David Allen McKenzie, Jr., 41, a former resident of Deer Park, Spokane and Pullman — with legions of friends — ended his life on Oct. 20, 2014, when he walked in front of a commuter train in Encinitas, Calif., not far from his new home in Oceanside. He was a 1991 graduate of Deer Park High School.
Despite his almost-constant smile and emphasis on upbeat support for others, Dave had an underside he didn’t widely share. He battled depression and a nutritional digestive disorder. He also was a recovering alcoholic with 14 years of sobriety. Compounding those issues, he struggled with the recent losses of his maternal grandmother, his father, David McKenzie Sr., and a police officer-friend who also battled depression and took his life.

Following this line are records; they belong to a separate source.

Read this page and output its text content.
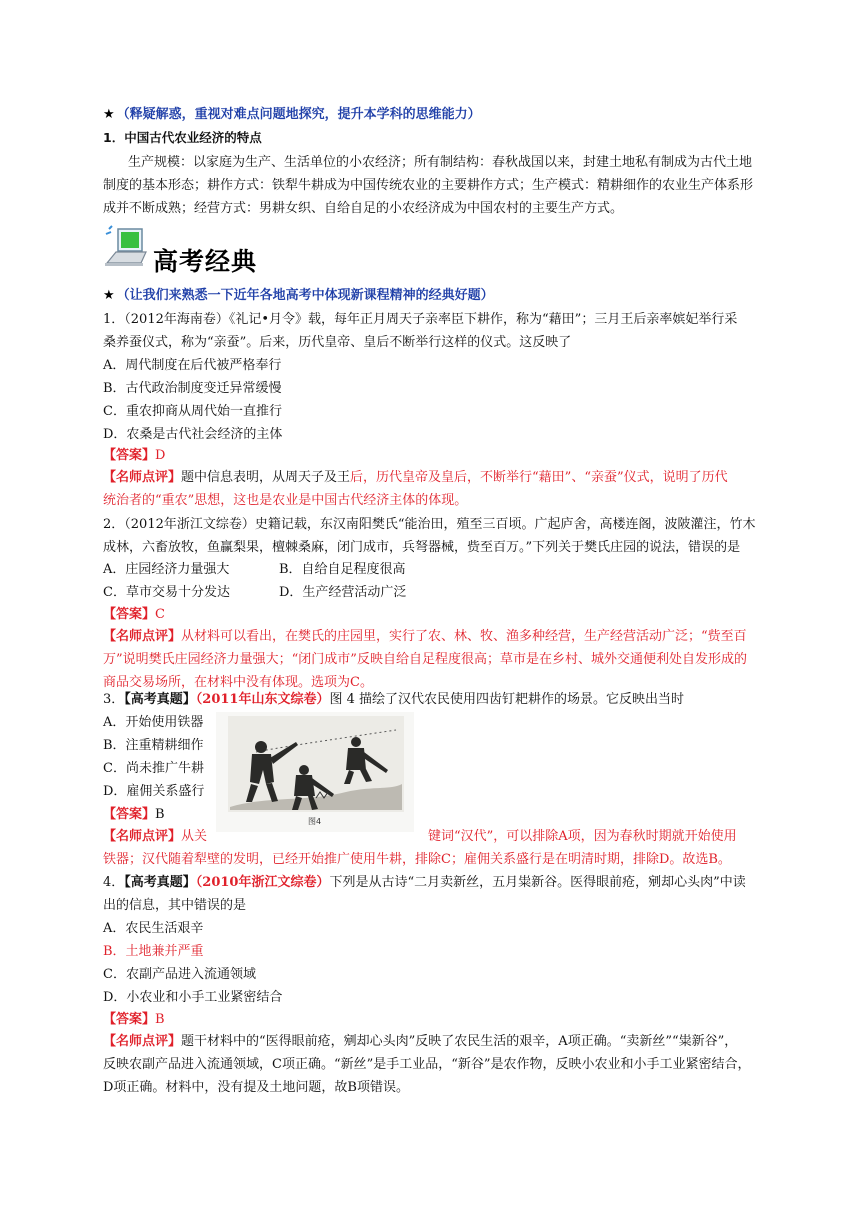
★ （释疑解惑，重视对难点问题地探究，提升本学科的思维能力）
1．中国古代农业经济的特点
生产规模：以家庭为生产、生活单位的小农经济；所有制结构：春秋战国以来，封建土地私有制成为古代土地
制度的基本形态；耕作方式：铁犁牛耕成为中国传统农业的主要耕作方式；生产模式：精耕细作的农业生产体系形
成并不断成熟；经营方式：男耕女织、自给自足的小农经济成为中国农村的主要生产方式。
高考经典
★ （让我们来熟悉一下近年各地高考中体现新课程精神的经典好题）
1．（2012年海南卷）《礼记•月令》载，每年正月周天子亲率臣下耕作，称为“藉田”；三月王后亲率嫔妃举行采
桑养蚕仪式，称为“亲蚕”。后来，历代皇帝、皇后不断举行这样的仪式。这反映了
A．周代制度在后代被严格奉行
B．古代政治制度变迁异常缓慢
C．重农抑商从周代始一直推行
D．农桑是古代社会经济的主体
【答案】D
【名师点评】题中信息表明，从周天子及王后，历代皇帝及皇后，不断举行“藉田”、“亲蚕”仪式，说明了历代
统治者的“重农”思想，这也是农业是中国古代经济主体的体现。
2．（2012年浙江文综卷）史籍记载，东汉南阳樊氏“能治田，殖至三百顷。广起庐舍，高楼连阁，波陂灌注，竹木
成林，六畜放牧，鱼赢梨果，檀棘桑麻，闭门成市，兵弩器械，赀至百万。”下列关于樊氏庄园的说法，错误的是
A．庄园经济力量强大	B．自给自足程度很高
C．草市交易十分发达	D．生产经营活动广泛
【答案】C
【名师点评】从材料可以看出，在樊氏的庄园里，实行了农、林、牧、渔多种经营，生产经营活动广泛；“赀至百
万”说明樊氏庄园经济力量强大；“闭门成市”反映自给自足程度很高；草市是在乡村、城外交通便利处自发形成的
商品交易场所，在材料中没有体现。选项为C。
3．【高考真题】（2011年山东文综卷）图 4 描绘了汉代农民使用四齿钉耙耕作的场景。它反映出当时
A．开始使用铁器
B．注重精耕细作
C．尚未推广牛耕
D．雇佣关系盛行
【答案】B	图4
【名师点评】从关	键词“汉代”，可以排除A项，因为春秋时期就开始使用
铁器；汉代随着犁壁的发明，已经开始推广使用牛耕，排除C；雇佣关系盛行是在明清时期，排除D。故选B。
4．【高考真题】（2010年浙江文综卷）下列是从古诗“二月卖新丝，五月粜新谷。医得眼前疮，剜却心头肉”中读
出的信息，其中错误的是
A．农民生活艰辛
B．土地兼并严重
C．农副产品进入流通领域
D．小农业和小手工业紧密结合
【答案】B
【名师点评】题干材料中的“医得眼前疮，剜却心头肉”反映了农民生活的艰辛，A项正确。“卖新丝”“粜新谷”，
反映农副产品进入流通领域，C项正确。“新丝”是手工业品，“新谷”是农作物，反映小农业和小手工业紧密结合，
D项正确。材料中，没有提及土地问题，故B项错误。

Dave and his life-companion, Betsy DeHaas, and their beloved cat, “Princess V,” moved to Oceanside in 2013 so she could pursue a career in teaching Spanish after earning her master’s degree at Washington State University.
At the time of his death, he was studying to be a gemologist while working at a pawn shop. Those who met Dave knew he was a natural salesman — someone who could easily talk with strangers or old friends. Like his late father, DJ loved wearing neckties, a practice he began in junior high.
While living in Spokane, Dave was an instructor for the NxLevel Education Foundation and served two years as president of the Spokane chapter of SCORE. He was also committed to serving through both the Spokane and Spokane Valley chambers of commerce and served on the board of St. Joseph’s Family Center.
Dave loved muscle cars, redheads, business and all things techie.
He will be terribly missed by many, including survivors, his beloved, Betsy, in Oceanside; his mother, Neta McKenzie, of Spokane; brothers, Bruce Rapp, of Liberty Lake, Wash., and Brian McKenzie, his wife, Shanna, and their daughter, Kira, all of Spokane.
A service was held in Oceanside. A second service will be held at 2 p.m. on Nov. 8, at Westminster United Church of Christ, 411 S. Washington, in Spokane. His mother says, “Bring your cars if you can, and everybody please wear a tie.”
A Dave McKenzie Memorial Fund at Wells Fargo Bank will forward donations to his favorite charities.
His companion, Betsy, leaves this message: “While many may question the selfishness of his choice, I encourage you to look beyond, seek eternal perspective and your own personal closure.”